# briggs low- no charge--dead battery 16 hp



## junkyjeff (Jun 3, 2009)

I replaced a manual pto clutch with an electric one. Now when the cluth is engaged to mow the battery will lose charge it stays charged if the clutch isnt engaged. I guess my question is are there more than one altenator avalible on a 16 hp briggs and stratton I/C. Any sugestions or help would be greatly appriciated. thanks in advance


----------



## 30yearTech (Sep 14, 2006)

Yes, there are more then one alternators available for most of the larger Briggs engines. You probably have the dual circuit type setup which only puts out an unregulated 2amp charging current. The higher output alternator will also require a different flywheel, you need an output that is greater then the draw of the clutch, most likely at least 9 amp regulated set up.


----------



## junkyjeff (Jun 3, 2009)

THANK YOU for the response. It seems like one step foreward two steps back.
Well now I am on a quest for parts. Untill then its going to be mow and charge.
If anyone can steer me in the right direction for those parts. Thanks


----------



## 30yearTech (Sep 14, 2006)

junkyjeff said:


> Well now I am on a quest for parts. If anyone can steer me in the right direction for those parts. Thanks


If you can post the model type and code number from your engine, we can come up with a list of part numbers to get you going.


----------



## junkyjeff (Jun 3, 2009)

it may be a couple of days before i can get those numbers. If you are willing to help I will get the model asap. Once again thank you.


----------



## 30yearTech (Sep 14, 2006)

Once you post the numbers, myself or someone on this forum will gladly help you out.
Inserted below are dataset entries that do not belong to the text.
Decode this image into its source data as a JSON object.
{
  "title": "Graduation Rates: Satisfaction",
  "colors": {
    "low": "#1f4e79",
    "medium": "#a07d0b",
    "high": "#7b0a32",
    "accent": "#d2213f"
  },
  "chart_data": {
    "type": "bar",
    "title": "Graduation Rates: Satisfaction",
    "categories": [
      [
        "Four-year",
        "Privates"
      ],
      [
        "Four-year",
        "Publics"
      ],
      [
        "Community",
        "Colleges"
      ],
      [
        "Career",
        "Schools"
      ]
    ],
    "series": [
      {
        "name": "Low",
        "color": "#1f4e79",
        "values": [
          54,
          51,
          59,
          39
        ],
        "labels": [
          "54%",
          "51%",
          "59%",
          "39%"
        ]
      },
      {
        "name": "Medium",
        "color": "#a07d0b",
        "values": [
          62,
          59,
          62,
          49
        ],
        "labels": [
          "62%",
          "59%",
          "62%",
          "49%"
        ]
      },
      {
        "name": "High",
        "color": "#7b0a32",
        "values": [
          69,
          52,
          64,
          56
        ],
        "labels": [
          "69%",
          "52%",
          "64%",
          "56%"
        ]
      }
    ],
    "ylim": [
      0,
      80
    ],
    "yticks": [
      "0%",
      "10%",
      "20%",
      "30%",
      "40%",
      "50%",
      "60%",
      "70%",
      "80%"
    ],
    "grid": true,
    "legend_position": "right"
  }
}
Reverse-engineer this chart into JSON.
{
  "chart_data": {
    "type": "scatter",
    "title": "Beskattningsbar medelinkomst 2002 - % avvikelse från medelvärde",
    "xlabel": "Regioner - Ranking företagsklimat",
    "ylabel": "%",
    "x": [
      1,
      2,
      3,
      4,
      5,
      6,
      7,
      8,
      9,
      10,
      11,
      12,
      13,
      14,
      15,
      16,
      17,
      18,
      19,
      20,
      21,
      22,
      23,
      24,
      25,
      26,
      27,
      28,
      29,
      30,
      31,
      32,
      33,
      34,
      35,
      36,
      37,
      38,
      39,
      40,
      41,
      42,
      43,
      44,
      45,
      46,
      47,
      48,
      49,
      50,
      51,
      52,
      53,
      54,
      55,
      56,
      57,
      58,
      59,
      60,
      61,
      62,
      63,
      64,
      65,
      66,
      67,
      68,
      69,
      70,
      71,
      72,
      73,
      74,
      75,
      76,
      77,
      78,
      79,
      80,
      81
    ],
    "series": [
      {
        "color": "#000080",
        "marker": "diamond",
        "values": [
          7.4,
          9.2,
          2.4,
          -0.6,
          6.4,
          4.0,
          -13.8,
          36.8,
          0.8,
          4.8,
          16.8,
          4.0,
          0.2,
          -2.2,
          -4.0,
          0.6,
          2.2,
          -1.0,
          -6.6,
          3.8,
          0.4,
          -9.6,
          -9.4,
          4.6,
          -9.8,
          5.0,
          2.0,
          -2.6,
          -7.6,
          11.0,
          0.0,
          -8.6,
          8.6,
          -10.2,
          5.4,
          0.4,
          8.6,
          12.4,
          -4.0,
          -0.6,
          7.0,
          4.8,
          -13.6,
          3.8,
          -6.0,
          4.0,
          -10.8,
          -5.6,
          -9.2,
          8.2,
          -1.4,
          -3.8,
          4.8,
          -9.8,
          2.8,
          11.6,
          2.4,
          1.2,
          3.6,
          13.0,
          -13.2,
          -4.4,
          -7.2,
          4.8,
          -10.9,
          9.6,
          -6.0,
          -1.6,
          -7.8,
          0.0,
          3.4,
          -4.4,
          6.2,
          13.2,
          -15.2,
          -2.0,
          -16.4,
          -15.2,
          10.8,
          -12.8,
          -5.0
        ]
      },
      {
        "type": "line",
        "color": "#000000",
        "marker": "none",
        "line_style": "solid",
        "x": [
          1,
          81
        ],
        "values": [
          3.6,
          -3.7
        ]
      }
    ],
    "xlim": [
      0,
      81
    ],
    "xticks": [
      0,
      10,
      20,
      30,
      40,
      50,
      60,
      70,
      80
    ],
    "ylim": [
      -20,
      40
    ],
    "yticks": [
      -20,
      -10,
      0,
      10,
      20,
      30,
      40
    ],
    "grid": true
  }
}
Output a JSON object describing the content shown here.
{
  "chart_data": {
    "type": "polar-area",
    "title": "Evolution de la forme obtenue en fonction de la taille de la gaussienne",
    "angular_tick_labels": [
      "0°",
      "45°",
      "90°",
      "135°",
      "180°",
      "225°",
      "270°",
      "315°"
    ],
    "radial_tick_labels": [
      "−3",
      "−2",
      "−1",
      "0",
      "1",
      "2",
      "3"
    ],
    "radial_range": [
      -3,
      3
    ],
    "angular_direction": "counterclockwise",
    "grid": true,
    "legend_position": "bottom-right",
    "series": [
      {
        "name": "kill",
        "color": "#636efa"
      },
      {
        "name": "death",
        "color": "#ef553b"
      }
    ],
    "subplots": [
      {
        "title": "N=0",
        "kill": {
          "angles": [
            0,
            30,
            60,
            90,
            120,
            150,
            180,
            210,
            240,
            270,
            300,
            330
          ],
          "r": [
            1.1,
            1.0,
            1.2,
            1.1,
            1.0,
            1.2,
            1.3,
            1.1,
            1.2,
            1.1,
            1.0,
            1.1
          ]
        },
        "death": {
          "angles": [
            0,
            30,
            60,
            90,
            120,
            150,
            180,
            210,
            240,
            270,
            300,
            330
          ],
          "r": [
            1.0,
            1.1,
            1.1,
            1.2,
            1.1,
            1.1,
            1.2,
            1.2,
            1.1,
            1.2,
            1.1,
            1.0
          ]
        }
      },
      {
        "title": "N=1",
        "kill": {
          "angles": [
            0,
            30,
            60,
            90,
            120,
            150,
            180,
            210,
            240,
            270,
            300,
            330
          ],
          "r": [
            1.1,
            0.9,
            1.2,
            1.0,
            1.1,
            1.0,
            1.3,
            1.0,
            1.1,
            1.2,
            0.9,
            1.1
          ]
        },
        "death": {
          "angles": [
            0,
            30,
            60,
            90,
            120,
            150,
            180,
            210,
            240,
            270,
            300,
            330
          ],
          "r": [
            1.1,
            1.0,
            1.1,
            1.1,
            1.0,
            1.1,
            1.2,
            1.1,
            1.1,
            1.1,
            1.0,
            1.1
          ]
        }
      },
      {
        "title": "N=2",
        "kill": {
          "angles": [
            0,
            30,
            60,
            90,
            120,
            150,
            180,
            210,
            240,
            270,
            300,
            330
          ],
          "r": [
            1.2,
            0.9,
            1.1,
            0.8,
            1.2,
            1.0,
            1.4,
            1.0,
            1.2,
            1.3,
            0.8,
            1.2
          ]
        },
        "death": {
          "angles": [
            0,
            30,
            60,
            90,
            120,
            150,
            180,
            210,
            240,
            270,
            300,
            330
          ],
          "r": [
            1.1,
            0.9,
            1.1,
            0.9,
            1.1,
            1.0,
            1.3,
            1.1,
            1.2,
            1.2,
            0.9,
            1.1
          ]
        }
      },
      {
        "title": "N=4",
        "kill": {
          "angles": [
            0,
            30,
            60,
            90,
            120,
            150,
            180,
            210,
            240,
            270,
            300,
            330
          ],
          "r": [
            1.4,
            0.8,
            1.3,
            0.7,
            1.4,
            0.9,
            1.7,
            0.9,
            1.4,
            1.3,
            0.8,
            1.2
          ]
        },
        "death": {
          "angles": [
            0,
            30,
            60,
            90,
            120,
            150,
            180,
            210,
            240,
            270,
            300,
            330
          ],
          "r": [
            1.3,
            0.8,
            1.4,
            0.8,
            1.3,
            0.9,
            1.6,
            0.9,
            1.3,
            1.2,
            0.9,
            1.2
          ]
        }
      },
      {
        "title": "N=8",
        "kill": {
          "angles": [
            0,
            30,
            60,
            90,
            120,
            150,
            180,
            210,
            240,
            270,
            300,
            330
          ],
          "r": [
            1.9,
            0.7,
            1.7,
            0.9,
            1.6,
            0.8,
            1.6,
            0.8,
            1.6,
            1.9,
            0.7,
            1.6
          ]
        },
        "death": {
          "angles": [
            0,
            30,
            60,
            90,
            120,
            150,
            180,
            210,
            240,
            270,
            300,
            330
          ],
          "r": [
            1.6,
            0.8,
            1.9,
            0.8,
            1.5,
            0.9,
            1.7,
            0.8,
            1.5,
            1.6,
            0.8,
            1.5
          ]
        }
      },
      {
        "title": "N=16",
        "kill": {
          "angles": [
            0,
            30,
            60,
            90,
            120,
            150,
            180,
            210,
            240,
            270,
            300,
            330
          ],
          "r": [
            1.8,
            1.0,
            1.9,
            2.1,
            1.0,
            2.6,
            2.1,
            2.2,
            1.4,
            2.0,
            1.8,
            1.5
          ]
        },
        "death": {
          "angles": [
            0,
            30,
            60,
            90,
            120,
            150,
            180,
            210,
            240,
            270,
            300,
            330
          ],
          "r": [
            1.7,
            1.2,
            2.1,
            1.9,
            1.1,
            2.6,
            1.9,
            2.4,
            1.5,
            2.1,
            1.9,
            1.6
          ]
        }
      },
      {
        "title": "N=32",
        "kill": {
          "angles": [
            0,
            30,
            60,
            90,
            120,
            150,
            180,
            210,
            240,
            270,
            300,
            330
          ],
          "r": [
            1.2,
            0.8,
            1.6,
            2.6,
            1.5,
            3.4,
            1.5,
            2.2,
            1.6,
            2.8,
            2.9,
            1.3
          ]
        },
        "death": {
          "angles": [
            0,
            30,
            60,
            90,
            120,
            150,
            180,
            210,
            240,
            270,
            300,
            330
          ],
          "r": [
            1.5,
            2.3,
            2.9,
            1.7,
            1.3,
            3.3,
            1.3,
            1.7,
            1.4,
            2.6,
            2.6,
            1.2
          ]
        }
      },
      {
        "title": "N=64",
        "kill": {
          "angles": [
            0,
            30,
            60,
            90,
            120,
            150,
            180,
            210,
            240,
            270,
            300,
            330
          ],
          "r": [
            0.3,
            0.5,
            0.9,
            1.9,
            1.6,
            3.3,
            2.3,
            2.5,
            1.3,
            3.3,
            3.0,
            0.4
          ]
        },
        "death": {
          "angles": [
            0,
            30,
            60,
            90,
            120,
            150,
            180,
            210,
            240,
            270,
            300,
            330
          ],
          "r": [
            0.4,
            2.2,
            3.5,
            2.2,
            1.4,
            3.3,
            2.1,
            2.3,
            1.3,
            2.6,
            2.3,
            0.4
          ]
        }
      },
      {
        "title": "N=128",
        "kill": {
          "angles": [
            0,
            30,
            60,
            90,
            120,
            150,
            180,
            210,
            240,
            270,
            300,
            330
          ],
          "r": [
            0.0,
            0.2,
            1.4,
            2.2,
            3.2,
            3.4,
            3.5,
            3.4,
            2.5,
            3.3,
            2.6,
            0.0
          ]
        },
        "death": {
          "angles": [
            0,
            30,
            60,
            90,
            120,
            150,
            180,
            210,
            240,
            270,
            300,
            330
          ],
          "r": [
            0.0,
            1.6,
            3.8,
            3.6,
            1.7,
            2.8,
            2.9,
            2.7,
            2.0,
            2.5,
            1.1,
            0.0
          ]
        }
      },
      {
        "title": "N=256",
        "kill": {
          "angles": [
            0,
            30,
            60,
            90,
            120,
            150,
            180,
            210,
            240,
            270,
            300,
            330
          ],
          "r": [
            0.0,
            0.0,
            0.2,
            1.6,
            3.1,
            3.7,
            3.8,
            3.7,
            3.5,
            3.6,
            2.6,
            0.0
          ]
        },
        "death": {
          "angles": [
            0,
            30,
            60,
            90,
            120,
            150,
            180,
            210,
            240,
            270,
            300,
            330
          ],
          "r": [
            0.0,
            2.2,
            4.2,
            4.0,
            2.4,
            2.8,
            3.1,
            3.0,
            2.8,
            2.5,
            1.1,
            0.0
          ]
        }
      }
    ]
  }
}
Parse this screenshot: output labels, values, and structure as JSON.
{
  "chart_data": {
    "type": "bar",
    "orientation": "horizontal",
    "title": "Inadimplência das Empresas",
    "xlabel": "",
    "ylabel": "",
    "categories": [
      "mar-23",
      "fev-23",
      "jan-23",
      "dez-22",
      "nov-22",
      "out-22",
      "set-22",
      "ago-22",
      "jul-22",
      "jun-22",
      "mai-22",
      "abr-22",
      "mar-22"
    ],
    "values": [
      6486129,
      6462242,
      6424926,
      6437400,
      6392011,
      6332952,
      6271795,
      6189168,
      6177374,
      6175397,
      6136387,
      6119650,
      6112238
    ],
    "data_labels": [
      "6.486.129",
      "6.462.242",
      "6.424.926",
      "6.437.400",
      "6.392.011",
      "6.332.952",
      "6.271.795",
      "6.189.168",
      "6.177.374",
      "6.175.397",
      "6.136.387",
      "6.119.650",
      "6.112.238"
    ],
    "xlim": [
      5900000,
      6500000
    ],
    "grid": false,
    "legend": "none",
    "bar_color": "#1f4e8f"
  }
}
There are many knowledgeable technicians on this site.


----------



## junkyjeff (Jun 3, 2009)

her are some numbers model 402707 124401 9405165a


----------



## 30yearTech (Sep 14, 2006)

(392595) 9 Amp Regulated Alt. -- (491546) Voltage Regulator for 9 Amp system

(393295) 10,13 or 16 Amp (Depending on Flywheel) -- (394890) Regulator

I am pretty sure your flywheel will work for either the 9 amp or 10 amp setup. You will need the alternator and regulator.


----------



## junkyjeff (Jun 3, 2009)

My mom is 78 she insists on doing her lawn but had a hard time lifting the deck to the start position. I found the clutch at auto slavage yard. I thuoght easy solution. Well with youre help I think Ill have mom mowing like a pro. 
I know a little about autos if ever you have auto trouble maybee I can return the help. 
Thank you Jeff


----------